24 May 2022

Parents' relief as Carrick-on-Suir kids with autism offered primary school places in county Waterford school unit

Campaign continues to secure Autism Spectrum Disorder class for primary school children in Carrick-on-Suir

Parents relief as Carrick-on-Suir kids with autism offered primary school places in county Waterford school unit

Three of the four children from Carrick-on-Suir seeking a place at a primary school Autism Spectrum Disorder class next September have been accepted at a new unit being established in a national school seven miles away in Portlaw in county Waterford.
The Carrick-on-Suir ASD Unit Campaign Group says the families of the three young children are delighted and relieved they have secured a place at Portlaw National School’s new ASD Unit as they feared no place would be available for them for the new academic year.
The news follows an outcry by the campaign group and local politicians at the National Council for Special Education’s decision not to approve Gaelscoil Charraig na Siúire’s application to set up an ASD unit. The parents of four children with ASD requiring a primary school place next September had applied to the Gaelscoil in the hope the school would be approved for the unit.
The rejection of the school’s application led to renewed political pressure being placed on the NCSE last month by five of the county’s TDs to sanction a primary school class for children with autism in Carrick.
Carrick-on-Suir ASD Unit Campaign Group spokesperson Breda Tobin said it was unlikely at this stage that a new ASD unit will open at one of Carrick-on-Suir’s primary schools in September but the group welcomed the fact three of the four local children have secured a place at the new ASD unit at Portlaw NS.
These parents had previously received rejection letters from schools with ASD units in Carrick’s hinterland and beyond.
“The parents are ecstatic to have something in place.
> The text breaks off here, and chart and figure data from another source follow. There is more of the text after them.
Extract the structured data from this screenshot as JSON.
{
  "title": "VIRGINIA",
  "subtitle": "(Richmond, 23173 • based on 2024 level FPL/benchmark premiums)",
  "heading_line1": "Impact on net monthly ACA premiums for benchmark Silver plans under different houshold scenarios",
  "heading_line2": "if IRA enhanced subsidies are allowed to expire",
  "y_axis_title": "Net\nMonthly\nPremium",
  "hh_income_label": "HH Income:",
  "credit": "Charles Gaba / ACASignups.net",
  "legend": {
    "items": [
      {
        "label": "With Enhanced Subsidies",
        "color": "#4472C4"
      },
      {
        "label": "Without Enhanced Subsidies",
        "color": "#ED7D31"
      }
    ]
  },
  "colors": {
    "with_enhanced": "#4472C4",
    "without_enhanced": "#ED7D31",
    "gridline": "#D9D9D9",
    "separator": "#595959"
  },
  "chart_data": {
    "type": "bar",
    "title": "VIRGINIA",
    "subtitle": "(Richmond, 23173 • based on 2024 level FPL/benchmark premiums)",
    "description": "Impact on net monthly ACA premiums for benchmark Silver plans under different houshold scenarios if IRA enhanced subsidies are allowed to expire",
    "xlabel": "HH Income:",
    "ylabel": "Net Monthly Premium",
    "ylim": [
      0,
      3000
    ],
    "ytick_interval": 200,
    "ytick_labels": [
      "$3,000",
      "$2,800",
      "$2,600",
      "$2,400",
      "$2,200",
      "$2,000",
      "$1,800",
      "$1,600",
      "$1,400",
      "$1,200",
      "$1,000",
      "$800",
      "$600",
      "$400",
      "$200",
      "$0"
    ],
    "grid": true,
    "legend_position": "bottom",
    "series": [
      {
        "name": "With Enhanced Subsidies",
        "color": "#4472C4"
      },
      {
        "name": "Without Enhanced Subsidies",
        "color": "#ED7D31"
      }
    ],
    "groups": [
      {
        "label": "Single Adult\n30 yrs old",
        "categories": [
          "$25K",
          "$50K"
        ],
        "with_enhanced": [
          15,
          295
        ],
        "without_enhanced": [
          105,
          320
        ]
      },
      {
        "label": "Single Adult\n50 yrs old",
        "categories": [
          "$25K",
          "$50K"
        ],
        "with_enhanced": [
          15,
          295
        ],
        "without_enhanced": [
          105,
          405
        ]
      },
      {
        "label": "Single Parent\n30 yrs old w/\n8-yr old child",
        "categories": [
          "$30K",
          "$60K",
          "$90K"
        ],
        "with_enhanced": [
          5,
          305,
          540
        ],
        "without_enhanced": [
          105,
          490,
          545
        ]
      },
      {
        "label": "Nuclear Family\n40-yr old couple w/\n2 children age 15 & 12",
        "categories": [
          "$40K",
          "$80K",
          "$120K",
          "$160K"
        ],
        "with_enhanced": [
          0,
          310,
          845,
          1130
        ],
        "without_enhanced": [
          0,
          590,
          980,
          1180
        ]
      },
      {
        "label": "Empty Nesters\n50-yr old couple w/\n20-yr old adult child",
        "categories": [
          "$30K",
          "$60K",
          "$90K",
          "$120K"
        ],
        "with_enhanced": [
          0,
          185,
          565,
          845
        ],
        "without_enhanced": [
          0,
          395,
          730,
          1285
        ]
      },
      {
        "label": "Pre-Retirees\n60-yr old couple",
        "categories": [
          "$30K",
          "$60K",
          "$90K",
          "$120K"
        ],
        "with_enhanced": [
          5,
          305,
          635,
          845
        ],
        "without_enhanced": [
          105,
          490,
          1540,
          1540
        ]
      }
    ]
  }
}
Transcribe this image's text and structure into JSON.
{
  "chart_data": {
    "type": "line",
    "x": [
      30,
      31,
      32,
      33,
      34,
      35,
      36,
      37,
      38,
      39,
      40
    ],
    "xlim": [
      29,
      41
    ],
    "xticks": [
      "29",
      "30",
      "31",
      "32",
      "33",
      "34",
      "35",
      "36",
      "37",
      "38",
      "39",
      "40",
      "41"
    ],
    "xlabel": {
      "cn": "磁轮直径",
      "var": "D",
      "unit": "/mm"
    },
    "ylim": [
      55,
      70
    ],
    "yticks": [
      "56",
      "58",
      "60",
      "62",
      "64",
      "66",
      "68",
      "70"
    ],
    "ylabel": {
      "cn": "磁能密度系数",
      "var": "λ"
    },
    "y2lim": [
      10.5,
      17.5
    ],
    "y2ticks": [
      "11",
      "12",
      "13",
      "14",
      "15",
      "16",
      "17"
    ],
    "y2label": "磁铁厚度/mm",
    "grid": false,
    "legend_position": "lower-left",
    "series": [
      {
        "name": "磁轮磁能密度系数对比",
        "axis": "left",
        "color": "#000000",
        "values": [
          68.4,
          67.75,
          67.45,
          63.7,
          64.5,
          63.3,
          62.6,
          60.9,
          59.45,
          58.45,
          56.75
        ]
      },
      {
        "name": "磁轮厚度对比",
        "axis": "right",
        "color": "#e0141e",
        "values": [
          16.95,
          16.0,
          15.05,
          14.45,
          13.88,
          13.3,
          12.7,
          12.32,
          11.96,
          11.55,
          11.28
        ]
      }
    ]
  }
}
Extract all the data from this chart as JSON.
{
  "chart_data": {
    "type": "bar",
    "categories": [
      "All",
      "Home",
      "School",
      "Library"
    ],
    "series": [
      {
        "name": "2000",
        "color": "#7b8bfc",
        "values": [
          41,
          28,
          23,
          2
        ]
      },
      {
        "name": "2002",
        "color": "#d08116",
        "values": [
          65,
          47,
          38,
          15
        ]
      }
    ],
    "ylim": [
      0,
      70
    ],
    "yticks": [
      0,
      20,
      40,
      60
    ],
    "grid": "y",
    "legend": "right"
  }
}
They have been looking for this for the past three years. It’s such a relief for them. The ASD class is perfect for these children. They wouldn’t survive in a mainstream class,” said Breda, who is an early years educator in Carrick-on-Suir, and she stressed the campaign to open a primary school ASD class in Carrick-on-Suir continues. She said the fact half the students in the new ASD unit at Portlaw National School will be from Carrick-on-Suir while half the students attending the ASD unit at Carrigeen NS, Mooncoin are also from Carrick, highlights the pressing need for opening this education facility in her hometown. Meanwhile, Breda estimates there will be at least six children from Carrick-on-Suir requiring a place at an ASD primary school class in September 2023.
She asked why primary school children with autism from Carrick-on-Suir have to travel outside their town and county to get their education. “Why is it okay that our kids have to travel outside their community?”
She questions why two of south Tipperary’s largest towns – Carrick-on-Suir and Clonmel – haven’t primary school ASD units. A key difficulty Carrick-on-Suir parents have faced in their efforts to secure a primary school ASD unit in their hometown is that the Special Education Needs Officer (SENO) post for South Tipperary has lain vacant for months. This officer’s work includes identifying if there is a demand for an ASD unit in an area and liaising with parents and schools to get one established.
Breda said the Special Education Needs Officer the campaign group’s members deal with at the moment is based in Cork. The Nationalist contacted the Department of Education for comment on the questions Breda Tobin posed but hadn’t received a response at the time of going to press.
In a previous statement issued to the paper, the Department of Education stated it had carried out a review of the requirement for special class places for students with autism for the 2022/23 school year in the south Tipperary region.
This included a review of the available accommodation in the Carrick-on-Suir area and a review of the students known to the NCSE with recommendations for special class places. The Department outlined that there are currently 95 special classes in Tipperary of which 72 are special classes for students with autism.   Of these, 24 classes catering for students with autism are attached to mainstream schools in south Tipperary including 12 at primary level.
It said four new special classes were established in south Tipperary for the 2021/2022 school year, two at primary level and two at post-primary level and five new autism special classes have been sanctioned by the NCSE in south Tipperary for the 2022/23 school year – four at primary level and one at post-primary level.
The Department of Education didn’t state where these new classes will be located in south Tipperary.